While some Labour figures attempted to pin the spelling mistake on 10 years of falling standards in education, First Minister Nicola Sturgeon swooped in for the kill; framing Corbyn’s speech as deliberate mimicry of Question Time’s politician-in-residence Nigel Farage.
So, what did Corbyn actually say? His exact words were: “We cannot be held back, inside or outside the EU, from preventing employers being able to import cheap agency labour to undercut existing pay and conditions in the name of free market orthodoxy.”
I’m going to put my neck on the line and say that the emphasis here was clearly on exploitative employers as opposed to foreign workers. Drawing a false equivalence between Corbyn and Farage is knee-jerk and alarmist. Farage helped bring about the current political hell-hole, Corbyn is trying to function politically within it.
That said, the Labour leader is certainly guilty of evoking a ‘British jobs’ sentiment and it’s not the first time he – or his party – has done so.
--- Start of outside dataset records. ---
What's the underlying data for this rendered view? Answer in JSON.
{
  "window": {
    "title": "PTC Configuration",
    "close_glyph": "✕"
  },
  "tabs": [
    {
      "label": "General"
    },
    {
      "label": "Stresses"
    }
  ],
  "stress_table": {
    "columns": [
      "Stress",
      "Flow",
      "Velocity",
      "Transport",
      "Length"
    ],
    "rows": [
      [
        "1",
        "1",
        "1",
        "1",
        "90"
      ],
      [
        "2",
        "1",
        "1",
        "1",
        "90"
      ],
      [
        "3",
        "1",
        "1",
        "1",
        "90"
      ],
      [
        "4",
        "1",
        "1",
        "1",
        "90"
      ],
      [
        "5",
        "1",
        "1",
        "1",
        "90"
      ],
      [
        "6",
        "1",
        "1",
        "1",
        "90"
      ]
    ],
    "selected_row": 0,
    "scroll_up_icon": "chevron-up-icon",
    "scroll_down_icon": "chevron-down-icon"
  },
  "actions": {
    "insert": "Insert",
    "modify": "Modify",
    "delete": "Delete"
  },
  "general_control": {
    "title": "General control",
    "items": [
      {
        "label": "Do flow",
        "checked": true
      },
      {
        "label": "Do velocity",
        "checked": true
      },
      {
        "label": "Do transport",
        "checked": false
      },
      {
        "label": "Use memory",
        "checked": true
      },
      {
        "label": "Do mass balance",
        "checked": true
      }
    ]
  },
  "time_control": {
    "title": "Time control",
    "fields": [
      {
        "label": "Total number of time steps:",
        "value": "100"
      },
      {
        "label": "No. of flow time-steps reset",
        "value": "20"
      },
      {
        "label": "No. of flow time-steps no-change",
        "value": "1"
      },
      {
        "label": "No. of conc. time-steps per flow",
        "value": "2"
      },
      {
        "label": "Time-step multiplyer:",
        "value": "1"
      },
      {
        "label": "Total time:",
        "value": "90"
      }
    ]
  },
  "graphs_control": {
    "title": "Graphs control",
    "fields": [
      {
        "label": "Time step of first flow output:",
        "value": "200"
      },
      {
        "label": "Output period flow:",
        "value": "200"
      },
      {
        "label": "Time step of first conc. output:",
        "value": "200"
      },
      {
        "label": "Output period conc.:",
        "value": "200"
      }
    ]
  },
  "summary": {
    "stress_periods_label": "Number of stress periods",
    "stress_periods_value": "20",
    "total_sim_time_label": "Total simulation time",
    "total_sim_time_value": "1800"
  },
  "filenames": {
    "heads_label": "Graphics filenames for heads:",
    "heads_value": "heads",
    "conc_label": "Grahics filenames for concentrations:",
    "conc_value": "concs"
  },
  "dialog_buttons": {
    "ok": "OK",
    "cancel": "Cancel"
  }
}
As far back as 2007, Gordon Brown, in his first speech at the Labour Party conference as Prime Minister was far less subtle when he claimed the UK would once again become a world leader in everything from renewables to manufacturing by “drawing on the talents of all to create British jobs for British workers”.
This was a sentiment he repeated on numerous occasions throughout that year whether addressing the GMB – where he said he wanted “to ensure that the jobs available in Britain are available for British workers” – or at the TUC where he managed to cram the words “British” or “Britain” several times into a single, long-winded sentence about jobs, the economy and the health service.
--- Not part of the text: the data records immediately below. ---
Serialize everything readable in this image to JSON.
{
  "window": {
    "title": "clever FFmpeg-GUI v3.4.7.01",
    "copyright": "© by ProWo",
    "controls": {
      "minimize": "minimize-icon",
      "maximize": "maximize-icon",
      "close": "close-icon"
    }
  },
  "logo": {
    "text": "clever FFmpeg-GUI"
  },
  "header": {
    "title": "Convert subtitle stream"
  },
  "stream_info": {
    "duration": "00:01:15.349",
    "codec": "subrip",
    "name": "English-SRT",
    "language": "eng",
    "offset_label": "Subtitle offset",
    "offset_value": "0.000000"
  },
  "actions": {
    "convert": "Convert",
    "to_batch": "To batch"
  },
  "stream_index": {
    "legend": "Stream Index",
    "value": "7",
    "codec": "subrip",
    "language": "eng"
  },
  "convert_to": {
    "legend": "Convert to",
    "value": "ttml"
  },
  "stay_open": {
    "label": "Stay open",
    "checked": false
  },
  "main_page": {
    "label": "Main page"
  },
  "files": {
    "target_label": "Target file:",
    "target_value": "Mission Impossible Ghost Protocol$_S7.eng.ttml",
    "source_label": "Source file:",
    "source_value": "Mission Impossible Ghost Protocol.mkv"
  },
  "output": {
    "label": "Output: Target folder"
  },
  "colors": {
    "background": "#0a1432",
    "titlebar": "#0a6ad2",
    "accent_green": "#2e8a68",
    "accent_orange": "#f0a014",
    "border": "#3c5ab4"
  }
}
As with the fallout from Corbyn’s comments – not least in the Labour Party where many have distanced themselves from the remarks – Brown’s nationalist rhetoric caused many of his supporters and closest allies to wince back then too – though many kept their displeasure to themselves. The fact this has always been a thorny issue for Labour strategists is evident in how then Tory leader David Cameron chose to attack the party by comparing Brown (much like Sturgeon did with Corbyn) to the far-right.
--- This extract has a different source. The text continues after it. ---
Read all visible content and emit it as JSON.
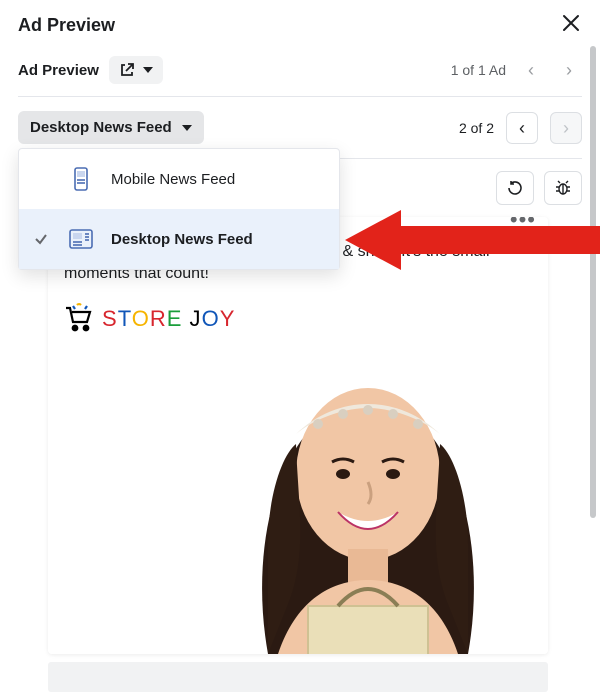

This shows that Labour’s chances of getting into power decrease dramatically when they fail to triangulate the politically lucrative cross-section of voters for whom immigration is, to varying degrees, a live issue. What Corbyn may learn from Brown’s experience is that making conciliatory overtures to this demographic, who have entertained both UKIP and then the Tories in just a few years, is short-termism at its most unimaginative.
Any immediate political gains will dissipate the minute another party starts talking tougher on immigration. If Brexit goes ahead, as Labour seem to want, those communities it claims to be fighting for, in which anti-immigration sentiment has grown, will also be the most vulnerable to economic humiliation. No amount of pining for the glory days of empire will change that. Put brutally, the conditions that incubate anti-immigration feelings, from moderate concerns to barely concealed racism, are likely to get much worse.
Which is why, at the top level of politics, we need Corbyn to follow Sturgeon’s example: keep emphasising the positive case for immigration while refuting some of the myths that UKIP and Britain First have exploited to attract support. It’s not enough to stave this concern off by aping the Tories either. We need a deliberate shift in tone, to peel the left away from this intolerable race to the bottom where immigrants are concerned.
However, when it comes to the grassroots activists, operating in communities, the approach, while rooted in the same principles, must be more nuanced and less idealistic in light of the unfortunate political reality we face. Persuading a significant number of people that immigration is not the root of the problem will involve a level of engagement with which many are uncomfortable.
Many, understandably, conflate all concerns about immigration with xenophobia and refuse to engage, regardless of the degree of concern expressed or the downtrodden socio-economic context in which these views often emerge.This is where some SNP figures, like John Nicolson, can come off sounding a little smug when they parrot “you’re all welcome in Scotland” platitudes so popular among SNP Remainers. It’s on the ground, in communities characterised by poverty, that activists will need to challenge the myths – and acknowledge some of the challenges – around immigration policy.
This is where we should be taking our lead from some on the radical left. Whether challenging dodgy landlords, shyster employers and zero-hours contracts or dragging trade unionism kicking and screaming into the 21st century, groups like Living Rent and Better Than Zero are visible in communities, not only fighting for people and supporting them, but crucially, gaining a deeper understanding of why people arrive at a position of antagonism towards immigration.
Only by organising outwith political parties can we create mechanisms through which communities can begin to leverage power, bring exploitative employers to heel and have a say in decision-making that affects them. It’s only by talking to people with views we find disagreeable that we can hope to persuade them otherwise.